Oder außergerichtliche Todesstrafe (ER)

 

Gideon Levy/ Miki Kretzmann, Haaretz, 27.4.07 ( Aus dem Hebr. Judith Green)

 

Augenzeuge: Die als Araber verkleideten israelischen Soldaten zogen Ashraf Haneishe aus seinem Taxi, schossen ihm in die Knie, zogen ihn verwundet an den Straßenrand und schossen ihn in den Kopf und in die Brust. Der Armeesprecher: „Während einer versuchten Verhaftung, zog er eine Waffe.“

 

Eine an den Straßenrand geworfene, zerquetschte Familien-Coca-Cola-Flasche liegt auf dem Steinhaufen, der von Freunden  improvisiert wurde. Vier Tage nach dem Vorfall war der kleine Blumenkranz  schon verwelkt. Es war auf der Hauptstraße zwischen Nablus und Jenin, und es war am Vorabend unseres Gedenktages. Nun finden immer mehr Beerdigungen auf beiden Seiten der Straße statt: nach einem blutigen Wochenende mit neun getöteten Palästinensern in den besetzen Gebieten – sieben hier und zwei andere im Gazastreifen.

 

In wenigen Stunden werden wir die Sirenen  für den Gedenktag hören und das Volk von Israel wird um die Getöteten trauern. Gleichzeitig werden in Nablus die beerdigt, die während der Nacht getötet wurden, Amin Labada, 20, Fadel Nur, 21; in Kfar Daan beerdigten sie einen palästinensischen Polizisten, Muhamed Abed, der durch das Fenster seines Hauses  erschossen wurde; und im Flüchtlingslager von Jenin beerdigten sie das Mädchen Bushra al Wahish, 17, deren Bruder gesucht wurde.

 

Während  Nablus und Jenin seine Toten beerdigt, sind die Menschen in Kabatija, das dazwischen liegt, noch wütend über den Mord an einem der ihren, Ashraf Haneishe. Haneische, ein Taxifahrer und pal. Polizist, vielleicht auch gesucht, wurde in dieser Woche hier  von der Undercover-Einheit (Mist-aravim) am hellerlichten Tage vor den Augen seiner drei erstaunten Taxipassagiere erledigt.

 

Das Trauma ist noch immer auf dem Gesicht des Arbeiters, Haled sichtbar. Er war einer der Mitfahrer,   der uns erzählte, was er gesehen hat, während der trauernde Vater von Haneishe seinen Zorn zum Ausdruck brachte; sein Kinn zitterte, seine falschen Zähnen fielen ihm beinahe aus dem Mund.

 

Ein leichter Wind bewegt die Spitzen der Zypressen, die in der Nähe den kleinen Soldatenfriedhof der irakischen Armee von 1948 umgeben. Wir besuchten den Ort vor drei Wochen, um einen anderen Mord im nahen Dorf Shohada zu dokumentieren. Und nun sind wir schon wieder hier wegen noch eines Mordes. Wenn die Berichte der Augenzeugen richtig sind, so wurde Haneishe kaltblütig ermordet. Er hinterließ eine Frau und zwei kleine Kinder. Zuerst wurde er von den Mist-aravim verletzt und dann in einem Straßengraben getötet, während man ihn ohne Verletzung hätte verhaften können. Wenn die Augenzeugen richtig berichten, so war dies noch ein mörderisches Verbrechen.

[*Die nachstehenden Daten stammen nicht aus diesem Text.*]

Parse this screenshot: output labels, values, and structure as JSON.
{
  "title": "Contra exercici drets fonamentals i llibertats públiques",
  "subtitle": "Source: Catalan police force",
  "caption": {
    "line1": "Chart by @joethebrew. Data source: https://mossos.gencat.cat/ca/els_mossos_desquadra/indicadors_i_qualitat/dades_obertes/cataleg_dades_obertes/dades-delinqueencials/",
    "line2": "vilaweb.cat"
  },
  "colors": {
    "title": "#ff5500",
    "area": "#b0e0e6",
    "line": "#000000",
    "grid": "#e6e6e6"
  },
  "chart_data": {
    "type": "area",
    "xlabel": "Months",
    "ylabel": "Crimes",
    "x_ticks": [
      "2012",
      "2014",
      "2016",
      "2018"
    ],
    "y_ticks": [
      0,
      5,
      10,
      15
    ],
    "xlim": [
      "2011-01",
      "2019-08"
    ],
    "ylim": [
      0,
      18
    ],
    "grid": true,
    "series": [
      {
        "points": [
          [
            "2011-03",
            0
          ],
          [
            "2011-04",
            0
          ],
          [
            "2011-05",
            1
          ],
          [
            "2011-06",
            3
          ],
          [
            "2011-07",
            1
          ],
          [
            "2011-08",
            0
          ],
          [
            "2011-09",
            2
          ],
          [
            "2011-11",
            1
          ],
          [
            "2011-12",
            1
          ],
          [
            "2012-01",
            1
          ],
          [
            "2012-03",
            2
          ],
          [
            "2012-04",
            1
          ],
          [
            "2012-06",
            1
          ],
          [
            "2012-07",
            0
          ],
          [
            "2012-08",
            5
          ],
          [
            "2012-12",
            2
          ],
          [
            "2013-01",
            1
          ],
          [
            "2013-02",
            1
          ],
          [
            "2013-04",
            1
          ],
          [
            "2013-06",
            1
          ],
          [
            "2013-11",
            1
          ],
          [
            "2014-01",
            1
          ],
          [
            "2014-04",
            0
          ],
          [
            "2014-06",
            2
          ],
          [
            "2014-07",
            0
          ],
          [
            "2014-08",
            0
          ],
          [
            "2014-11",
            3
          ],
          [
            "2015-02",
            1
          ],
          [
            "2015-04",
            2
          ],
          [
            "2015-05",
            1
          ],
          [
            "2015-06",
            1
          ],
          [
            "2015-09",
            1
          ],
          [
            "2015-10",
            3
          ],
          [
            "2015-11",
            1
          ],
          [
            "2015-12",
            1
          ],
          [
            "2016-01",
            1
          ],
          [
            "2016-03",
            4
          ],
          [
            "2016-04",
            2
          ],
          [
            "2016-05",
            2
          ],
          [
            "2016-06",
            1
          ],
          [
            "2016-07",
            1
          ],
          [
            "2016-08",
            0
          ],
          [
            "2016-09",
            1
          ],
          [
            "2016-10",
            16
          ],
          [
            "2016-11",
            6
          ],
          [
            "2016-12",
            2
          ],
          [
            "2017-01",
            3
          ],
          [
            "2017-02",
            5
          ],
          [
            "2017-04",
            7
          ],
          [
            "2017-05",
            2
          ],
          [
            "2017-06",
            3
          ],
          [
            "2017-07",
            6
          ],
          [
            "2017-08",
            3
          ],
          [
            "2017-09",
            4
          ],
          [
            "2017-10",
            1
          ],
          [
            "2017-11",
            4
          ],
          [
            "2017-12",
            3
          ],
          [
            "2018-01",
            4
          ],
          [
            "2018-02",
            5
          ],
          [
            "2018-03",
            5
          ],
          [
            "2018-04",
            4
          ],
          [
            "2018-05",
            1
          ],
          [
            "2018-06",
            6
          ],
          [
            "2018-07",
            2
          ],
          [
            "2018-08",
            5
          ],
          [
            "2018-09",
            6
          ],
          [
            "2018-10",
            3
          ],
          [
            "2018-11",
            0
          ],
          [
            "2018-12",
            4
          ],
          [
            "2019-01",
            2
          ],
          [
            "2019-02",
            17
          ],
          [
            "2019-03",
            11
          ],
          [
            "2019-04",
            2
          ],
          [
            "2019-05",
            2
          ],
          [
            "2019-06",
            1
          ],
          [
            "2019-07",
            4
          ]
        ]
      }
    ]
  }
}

Haneishe war eine Woche lang  Polizist und die  andere Woche  arbeitete er als Taxifahrer auf der Kabatiya-Jenin-Nablus-Straße. Das war sein Leben. Sollte er dann noch Zeit gehabt haben, um als Aktivist beim Islamischen Jihad mitzumachen, wie die IDF behauptet? Um sein Einkommen als Polizist in Nablus zu ergänzen, wo sein Gehalt seit langem nicht gezahlt worden war. Deshalb arbeitete der junge Mann auch auf der Familientaxistation, die ihm und seinem Bruder in Qabatia gehört. Eine Woche Polizist, eine Woche Taxifahrer – war er außerdem ein „Gesuchter“ ? Wie kann er ein Gesuchter sein, wenn er als Taxifahrer arbeitet und täglich die zahlreichen IDF-Kontrollpunkte durchfährt? fragen seine Freunde. Erst letzte Woche fuhr er durch den Beit Iba Kontrollpunkt, sagen seine Taxi-Kollegen. Die Soldaten stoppten ihn, kontrollierten seine Ausweispapier und ließen ihn dann fahren. Was für eine Art von „Gesuchten“ ist er dann?

 

In den Tagen vor seinem Mord  wurden Verwandte von ihm zwar gefragt, ob sie Ashraf seien – es waren immer Leute, die wie Araber aussahen …Als Ashraf von seinen Kollegen gefragt wurde, ob er ein „Gesuchter“ sei, wusste er von nichts. Er fuhr doch jeden Tag durch den Checkpoint. Er hatte nie eine Waffe und war immer ein ernsthafter Arbeiter wie jeder im Taxibetrieb. …

Am Dienstag letzter Woche stand er wie üblich auf, weckte seine Töchter holte etwas aus dem Laden zum Frühstück. Um 7 ging er zum Taxistand. Um 9 Uhr 30 fuhr er los zu seiner ersten Fahrt, die auch seine letzte wurde. Der Autoschlosser Sabana telefonierte und bestellte ein Spezial-Taxi bei einer Autowerkstätte und bestellte Motorteile. Zu dritt fuhren sie los, Haneishe, der Autoschlosser und der Besitzer des Wagens, der ein Ersatzteil für seinen Motor brauchte.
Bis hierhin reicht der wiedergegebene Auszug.